While the valuation allowance related to certain U.S. combined states was partially released in year end June 30, 2019, a state valuation allowance of $35.1 million was maintained on state NOLs and temporary differences for the separate and remaining combined states. The Company retained the remaining state valuation allowance due to its separate state history of tax losses, anticipated loss utilization rates and the difference in application of allocated and apportioned income rules for separate states versus combined states.
In the normal course of business, the Company's income taxes are subject to audits by federal, state, and foreign tax authorities, some of which are ongoing and may result in proposed assessments. Among the foreign jurisdictions where the Company has substantial tax positions are Germany, the U.K., and France. The Company is no longer subject to examinations by the relevant tax authorities for years prior to fiscal 2009. The Company’s estimate for the potential outcome for any uncertain tax issue is highly judgmental. The Company assesses its income tax positions and recorded benefits for all years subject to examination based upon management’s evaluation of the facts, circumstances and information available at the reporting date. For those tax positions for which it is more likely than not that a tax benefit will be sustained, the Company records the amount that has a greater than 50% likelihood of being realized upon resolution with a taxing authority that has full knowledge of all relevant information based on the technical merits. Interest and penalties are accrued, where applicable.

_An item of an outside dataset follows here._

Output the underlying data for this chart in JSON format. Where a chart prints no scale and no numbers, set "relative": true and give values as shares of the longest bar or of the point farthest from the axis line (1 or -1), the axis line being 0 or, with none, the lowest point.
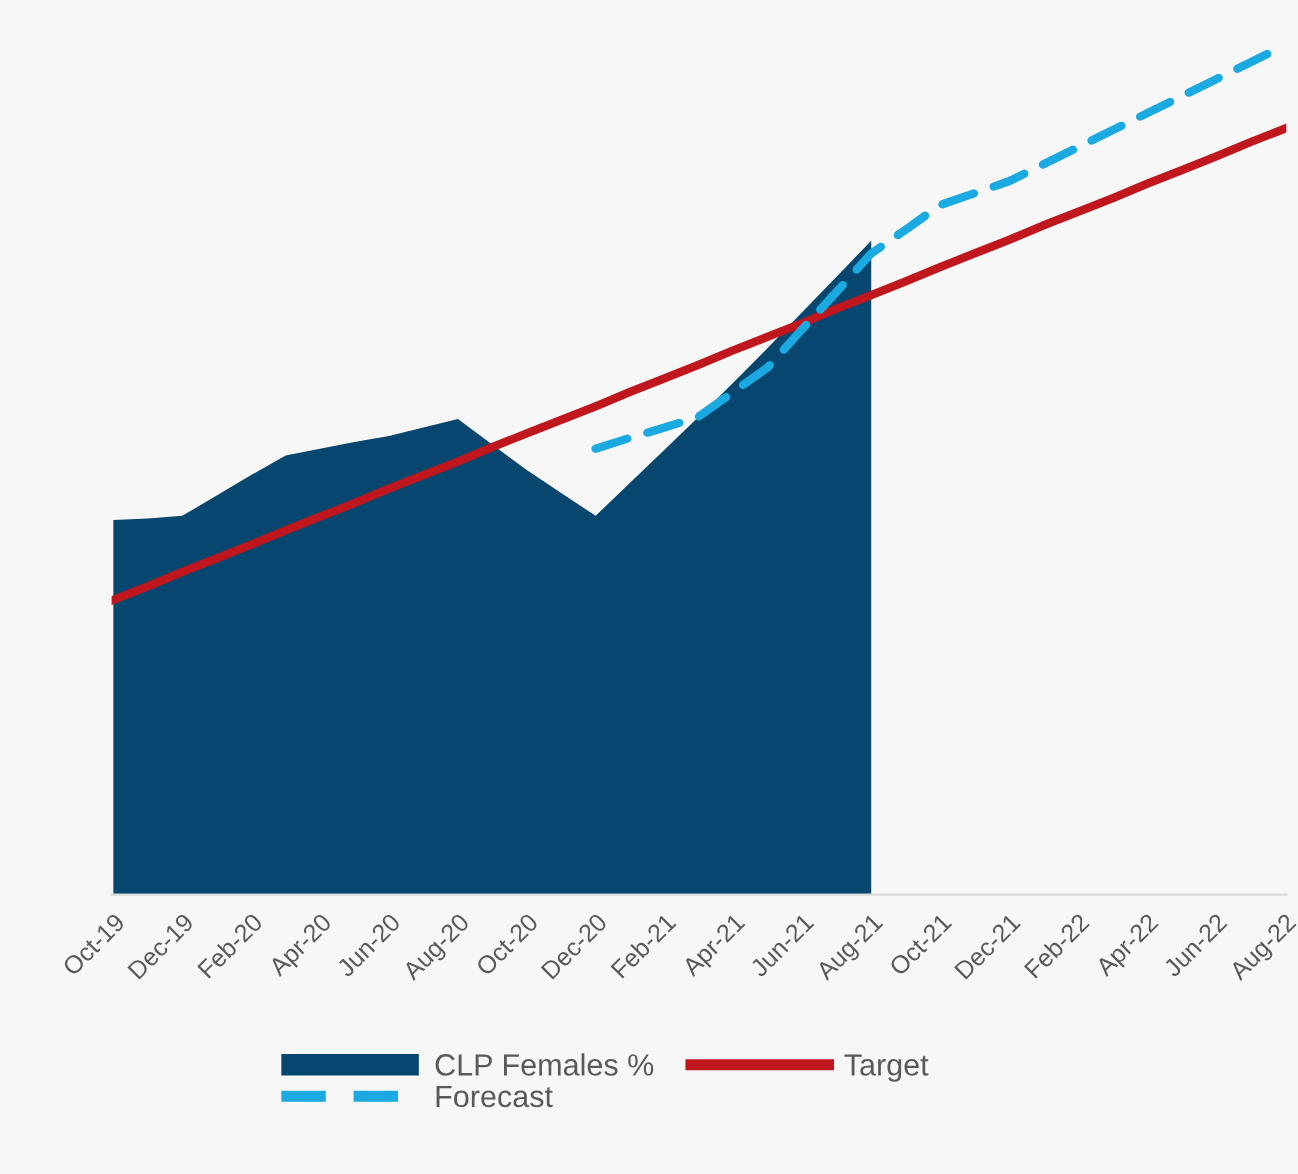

As of June 30, 2019, the Company had a total of $3.8 million of unrecognized tax benefits. A reconciliation of unrecognized tax benefits, excluding accrued interest, for June 30, 2019, 2018, and 2017 is as follows:
(Dollars in millions)
Balance at June 30, 2016$61.5 
Additions based on tax positions related to the current year3.3 
Additions for tax positions of prior years0.1 
Reductions for tax positions of prior years(6.8)
Settlements(5.4)
Lapse of the applicable statute of limitations(0.2)
Balance at June 30, 2017$52.5 
Additions based on tax positions related to the current year0.1 
Additions for tax positions of prior years— 
Reductions for tax positions of prior years(2.7)
Settlements(47.5)
Lapse of the applicable statute of limitations(0.2)
Balance at June 30, 2018$2.2 
Additions based on tax positions related to the current year— 
Additions for tax positions of prior years3.0 
Reductions for tax positions of prior years(0.1)
Settlements— 
Lapse of the applicable statute of limitations(1.3)
Balance at June 30, 2019$3.8 
Of this amount, $3.8 million and $2.2 million represent the amounts of unrecognized tax benefits that, if recognized, would favorably affect the effective income tax rate as of June 30, 2019 and 2018, respectively.
The Company recognizes interest and penalties related to uncertain tax positions in income tax expense. As of June 30, 2019, the Company has $1.4 million of accrued interest related to uncertain tax positions, a decrease of $0.6 million from the prior year, the majority of which relates to lapses of the applicable statute of limitations with respect to the imposition of such interest. The Company had $2.0 million and $5.0 million of accrued interest related to uncertain tax positions as of June 30, 2018 and 2017, respectively. The portion of such interest and penalties subject to indemnification by Cardinal is $1.3 million as of June 30, 2019, a decrease of $0.2 million from the prior year.